La trahison du Front populaire

Les dirigeants de la CGT et du PC durent mettre tout leur poids pour faire reprendre le travail. « Il faut savoir terminer une grève dès que satisfaction a été obtenue », déclara le dirigeant communiste Thorez devant les membres de son parti réunis le 11 juin. « Tout n’est pas possible maintenant », répétaient tous les dirigeants du PC, pour amener leurs militants à conclure dans les entreprises des accords mettant fin à la grève. Si le mouvement commença à refluer à partir de la mi-juin, de nombreuses entreprises étaient encore occupées au mois de juillet.

Les congés payés et les 40 heures allaient rester dans l’histoire comme les « conquêtes » du Front populaire. Mais aucune de ces mesures ne figurait à son programme. Blum et son gouvernement ne les firent adopter que dans l’objectif d’obtenir la fin des grèves. Dans les mois qui suivirent, Blum multiplia au contraire les concessions au patronat, l’aidant à regagner ce qu’il avait été contraint de lâcher, à rétablir son autorité et un rapport de force en sa faveur dans les entreprises.

Deux ans après juin 1936, des décrets autorisèrent les dérogations aux 40 heures au nom de la Défense nationale. En 1939, pour la deuxième fois dans le siècle, le système capitaliste en crise plongea le monde dans la barbarie de la guerre mondiale. Celle-ci marquait le fait que la poussée ouvrière de 1936, tout comme celle qui s’était produite au même moment en Espagne, n’avait pas réussi à ouvrir une autre voie, la voie révolutionnaire qui seule aurait pu mettre à bas un système capitaliste fauteur de misère et de guerre.

Dans une telle période, contrairement à la politique qu’imposèrent les dirigeants du Front populaire, et en particulier du Parti communiste stalinien, la classe ouvrière ne pouvait mettre fin au chômage et à la misère et arrêter la marche à la guerre sans se donner les moyens de renverser la bourgeoisie, en alliance avec les travailleurs d’Espagne et des autres pays européens.
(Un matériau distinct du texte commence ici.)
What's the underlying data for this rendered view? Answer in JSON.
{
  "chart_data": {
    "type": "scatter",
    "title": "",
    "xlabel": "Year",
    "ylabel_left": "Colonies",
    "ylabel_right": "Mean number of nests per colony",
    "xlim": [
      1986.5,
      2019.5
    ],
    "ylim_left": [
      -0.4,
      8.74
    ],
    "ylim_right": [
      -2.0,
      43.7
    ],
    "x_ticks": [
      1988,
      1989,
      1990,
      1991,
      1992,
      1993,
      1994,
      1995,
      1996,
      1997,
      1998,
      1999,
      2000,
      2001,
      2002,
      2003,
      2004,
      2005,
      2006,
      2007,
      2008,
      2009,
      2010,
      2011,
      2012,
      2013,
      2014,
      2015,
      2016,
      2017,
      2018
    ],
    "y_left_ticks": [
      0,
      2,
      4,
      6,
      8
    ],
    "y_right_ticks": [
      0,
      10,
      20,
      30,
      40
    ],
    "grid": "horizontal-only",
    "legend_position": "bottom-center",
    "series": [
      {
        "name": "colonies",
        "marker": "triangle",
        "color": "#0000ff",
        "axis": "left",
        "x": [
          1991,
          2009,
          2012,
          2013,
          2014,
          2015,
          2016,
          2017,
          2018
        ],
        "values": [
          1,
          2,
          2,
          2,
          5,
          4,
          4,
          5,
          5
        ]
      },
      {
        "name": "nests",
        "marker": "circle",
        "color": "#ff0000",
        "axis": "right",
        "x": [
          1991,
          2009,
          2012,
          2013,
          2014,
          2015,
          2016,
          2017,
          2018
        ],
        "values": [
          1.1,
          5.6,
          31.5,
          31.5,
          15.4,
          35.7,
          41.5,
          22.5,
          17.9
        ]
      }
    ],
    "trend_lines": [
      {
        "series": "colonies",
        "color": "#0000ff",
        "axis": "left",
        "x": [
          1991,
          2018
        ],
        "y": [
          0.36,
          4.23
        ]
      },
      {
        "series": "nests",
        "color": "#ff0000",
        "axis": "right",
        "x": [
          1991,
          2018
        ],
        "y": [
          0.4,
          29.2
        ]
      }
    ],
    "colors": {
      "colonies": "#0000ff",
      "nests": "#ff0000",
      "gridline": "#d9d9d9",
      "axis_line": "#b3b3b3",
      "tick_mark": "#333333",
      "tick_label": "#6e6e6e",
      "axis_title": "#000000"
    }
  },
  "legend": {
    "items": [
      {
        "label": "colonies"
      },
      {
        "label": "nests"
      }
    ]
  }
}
Les grèves de mai-juin 36 restent comme une formidable démonstration de force des travailleurs, démontrant leur capacité à s’organiser, à paralyser l’économie et à faire pression sur les classes dirigeantes. Mais c’est aussi l’exemple d’une trahison des aspirations de la classe ouvrière par ses organisations traditionnelles, et d’une occasion manquée de changer le cours de l’histoire.